Искры разгоравшейся ссоры мы погасили шутками и смехом (у Ирене, возможно, искренним, но у меня — притворным), и на другой день, пополудни, вышли вместе: Ирене в светло-зеленом платье и таком же светлом настроении, я — во всем черном и мрачная; она — мечтая о счастье в будущем, я — оплакивая обиды в настоящем. Мы пришли на Марсальское поле — знаменитую площадь, где стоит загородный лазарет, в тот день превратившуюся в цветник толедских щеголих. Там и случилось с нами приключение, о котором сможет уже поведать дон Гарсиа, я же, заменив его в этом отступлении — затянувшемся вводном предложении в истории его любви, — умолкаю, но, коль понадобится, дополню его рассказ о дальнейших событиях, где мне принадлежит не последняя роль.

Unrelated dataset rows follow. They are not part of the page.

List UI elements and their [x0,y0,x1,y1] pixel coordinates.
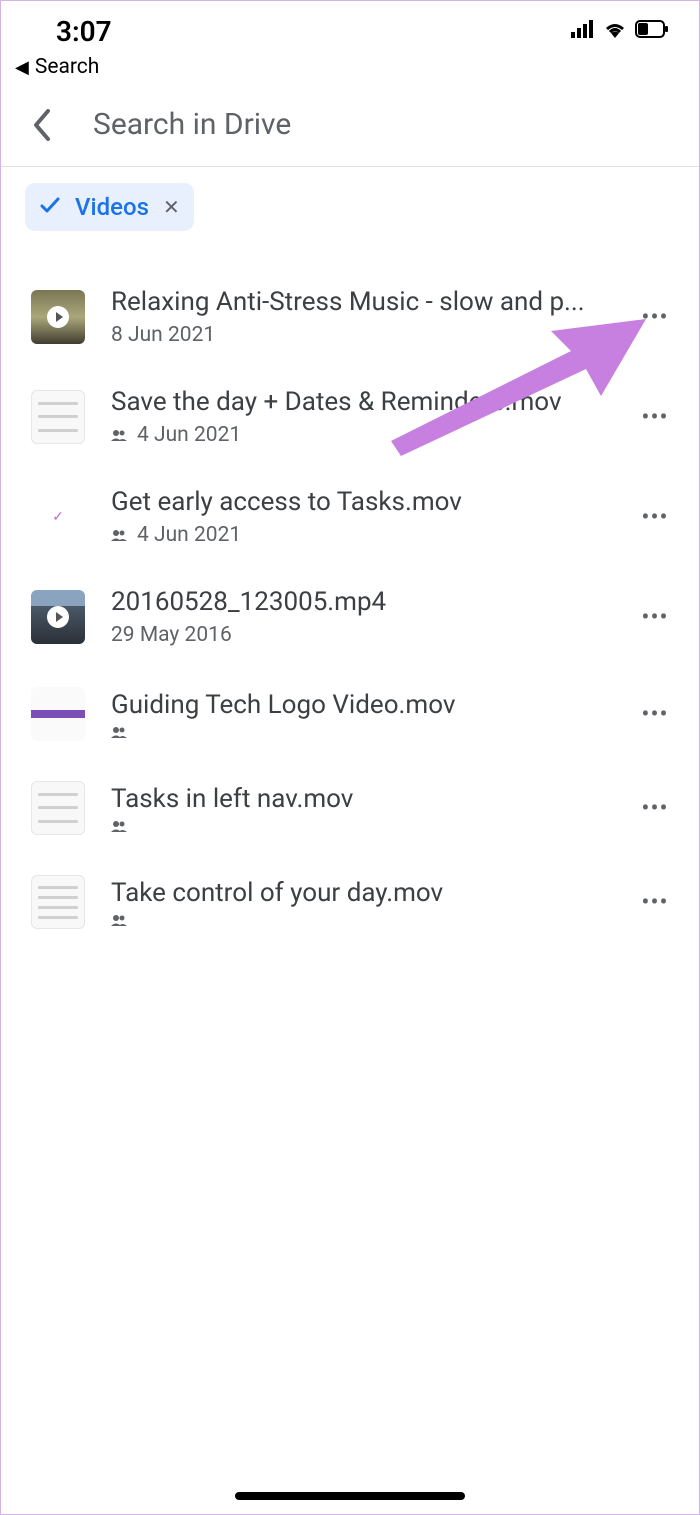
file-title: 20160528_123005.mp4 [111,587,609,617]
wifi-icon [603,20,627,42]
shared-icon [111,429,127,441]
file-row[interactable]: Guiding Tech Logo Video.mov ••• [1,667,699,761]
battery-icon [635,20,669,42]
back-triangle-icon: ◀ [15,57,29,78]
filter-chip-videos[interactable]: Videos ✕ [25,183,194,231]
file-date: 4 Jun 2021 [137,423,241,447]
more-options-button[interactable]: ••• [635,603,675,631]
system-back-search[interactable]: ◀ Search [1,51,699,87]
video-thumbnail [31,781,85,835]
more-options-button[interactable]: ••• [635,700,675,728]
more-options-button[interactable]: ••• [635,503,675,531]
more-options-button[interactable]: ••• [635,888,675,916]
file-row[interactable]: Relaxing Anti-Stress Music - slow and p.… [1,267,699,367]
video-thumbnail [31,590,85,644]
back-button[interactable] [25,108,59,142]
file-date: 8 Jun 2021 [111,323,215,347]
play-icon [47,606,69,628]
check-icon [39,194,61,220]
file-title: Take control of your day.mov [111,878,609,908]
file-row[interactable]: 20160528_123005.mp4 29 May 2016 ••• [1,567,699,667]
file-date: 29 May 2016 [111,623,232,647]
filter-bar: Videos ✕ [1,167,699,241]
cell-signal-icon [571,20,595,42]
status-icons [571,20,669,42]
video-thumbnail [31,290,85,344]
file-title: Save the day + Dates & Reminders.mov [111,387,609,417]
shared-icon [111,820,127,832]
file-row[interactable]: Save the day + Dates & Reminders.mov 4 J… [1,367,699,467]
check-icon: ✓ [52,509,64,525]
file-list: Relaxing Anti-Stress Music - slow and p.… [1,241,699,949]
video-thumbnail: ✓ [31,490,85,544]
file-title: Tasks in left nav.mov [111,784,609,814]
file-title: Relaxing Anti-Stress Music - slow and p.… [111,287,609,317]
shared-icon [111,726,127,738]
more-options-button[interactable]: ••• [635,303,675,331]
video-thumbnail [31,875,85,929]
status-bar: 3:07 [1,1,699,51]
status-time: 3:07 [56,15,112,48]
search-header: Search in Drive [1,87,699,167]
chevron-left-icon [32,109,52,141]
filter-chip-label: Videos [75,193,149,221]
play-icon [47,306,69,328]
more-options-button[interactable]: ••• [635,794,675,822]
file-row[interactable]: Take control of your day.mov ••• [1,855,699,949]
shared-icon [111,529,127,541]
file-row[interactable]: Tasks in left nav.mov ••• [1,761,699,855]
video-thumbnail [31,390,85,444]
home-indicator[interactable] [235,1492,465,1500]
video-thumbnail [31,687,85,741]
search-input[interactable]: Search in Drive [93,107,291,142]
file-title: Get early access to Tasks.mov [111,487,609,517]
system-back-label: Search [35,55,100,79]
more-options-button[interactable]: ••• [635,403,675,431]
shared-icon [111,914,127,926]
file-title: Guiding Tech Logo Video.mov [111,690,609,720]
filter-remove-button[interactable]: ✕ [163,195,180,219]
file-date: 4 Jun 2021 [137,523,241,547]
file-row[interactable]: ✓ Get early access to Tasks.mov 4 Jun 20… [1,467,699,567]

— Ваш рассказ, прелестная Серафина, пробудил во мне сладостное чувство сострадания, — молвил дон Хуан, — и лишь наслаждение видеть вас возмещает убытки, причиненные сердцу тем, что я услышал. Продолжайте же, дон Гарсиа, заря уже гонит прочь ночной мрак, и хотелось бы, чтобы рассказ вы закончили до того, как нас увидит солнце, разоблачившее немало любовных шашней, — о том, верно, еще не забыли Марс и Венера[33].

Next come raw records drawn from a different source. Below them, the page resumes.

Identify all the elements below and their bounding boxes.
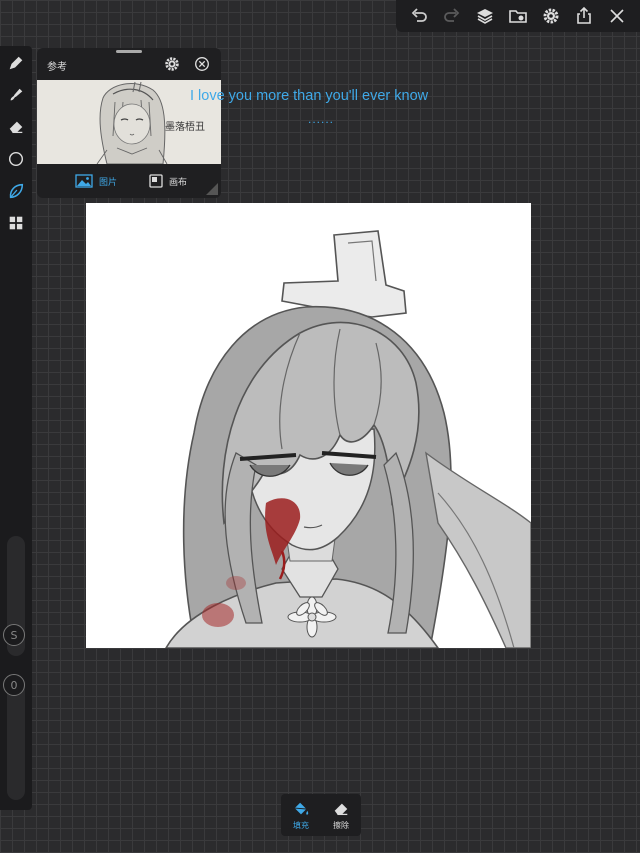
close-circle-icon[interactable] bbox=[193, 55, 211, 73]
gear-icon[interactable] bbox=[163, 55, 181, 73]
opacity-knob[interactable]: 0 bbox=[3, 674, 25, 696]
fill-label: 填充 bbox=[293, 820, 309, 830]
undo-icon[interactable] bbox=[406, 3, 432, 29]
eraser-icon bbox=[334, 803, 348, 815]
brush-icon[interactable] bbox=[4, 51, 28, 75]
layers-icon[interactable] bbox=[472, 3, 498, 29]
gallery-icon[interactable] bbox=[505, 3, 531, 29]
settings-icon[interactable] bbox=[538, 3, 564, 29]
fill-button[interactable]: 填充 bbox=[292, 800, 310, 831]
redo-icon[interactable] bbox=[439, 3, 465, 29]
erase-label: 擦除 bbox=[333, 820, 349, 830]
drawing-canvas[interactable] bbox=[86, 203, 531, 648]
select-icon[interactable] bbox=[4, 179, 28, 203]
lyrics-line-2: ...... bbox=[308, 112, 335, 126]
top-toolbar bbox=[396, 0, 640, 32]
paint-bucket-icon bbox=[294, 802, 309, 815]
share-icon[interactable] bbox=[571, 3, 597, 29]
drag-handle[interactable] bbox=[116, 50, 142, 53]
tab-image[interactable]: 图片 bbox=[75, 172, 117, 190]
artwork bbox=[165, 230, 531, 648]
tab-canvas-label: 画布 bbox=[169, 177, 188, 188]
smudge-icon[interactable] bbox=[4, 83, 28, 107]
erase-button[interactable]: 擦除 bbox=[332, 800, 350, 831]
reference-panel-title: 参考 bbox=[47, 62, 67, 73]
shape-icon[interactable] bbox=[4, 147, 28, 171]
brush-size-knob[interactable]: S bbox=[3, 624, 25, 646]
image-icon bbox=[75, 174, 93, 188]
canvas-icon bbox=[149, 174, 163, 188]
eraser-icon[interactable] bbox=[4, 115, 28, 139]
close-icon[interactable] bbox=[604, 3, 630, 29]
fill-toolbar: 填充 擦除 bbox=[281, 794, 361, 836]
tab-image-label: 图片 bbox=[99, 177, 118, 188]
reference-panel: 参考 墨落梧丑 图片 画布 bbox=[37, 48, 221, 198]
resize-handle-icon[interactable] bbox=[206, 183, 218, 195]
grid-icon[interactable] bbox=[4, 211, 28, 235]
tab-canvas[interactable]: 画布 bbox=[149, 172, 187, 190]
sketch-signature: 墨落梧丑 bbox=[165, 122, 205, 133]
left-toolbar: S 0 bbox=[0, 46, 32, 810]
lyrics-line-1: I love you more than you'll ever know bbox=[190, 88, 429, 104]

— Вам в угоду, — ответствовал дон Гарсиа, — я готов признать и остальную часть своего долга пред Серафиной и связать нить своей истории с нитью ее жалоб, столь же справедливых, сколь я несчастен. Итак, остановился я на том, что мы с приятелем спустились на заполненную гуляющими Бегу. Прекрасных дам было там великое множество, и мой друг, чье сердце было свободно, засматривался то на одну, то на другую, а мне при виде этих красавиц еще сильней захотелось взглянуть на ту, что, по моему убеждению, была всех краше. Желание мое исполнилось, да только мне же на горе. Как говорила донья Серафина, они с Ирене спустились на Бегу; я подошел к ним, угадав сердцем — ему ведь присущ дар ясновидения, — которая из двух моя возлюбленная. Нравы Толедо дозволяют завязывать в таких местах благопристойные, не слишком долгие беседы, и я, по праву соседа и галантного поклонника, заговорил с Ирене, предоставив другу развлекаться угадыванием имен красавиц с прикрытыми лицами. Моя душа вся ушла в глаза, вернее, глаза — в душу; правда, Ирене, как и Серафина, боязливо прикрывала лицо, но ветер, словно подкупленный мною привратник, то и дело услужливо приподымал, будто занавес, ревнивую вуаль, скрывавшую ослепительное сокровище.

вернуться

33

...еще не забыли Марс и Венера.– Венера, супруга Вулкана, бога огня, вулканов и кузнечного ремесла, изменяла ему с Марсом, о чем сообщил Вулкану Аполлон. Разъяренный супруг сковал золотую сеть и, опутав ею любовников, показал их всему Олимпу.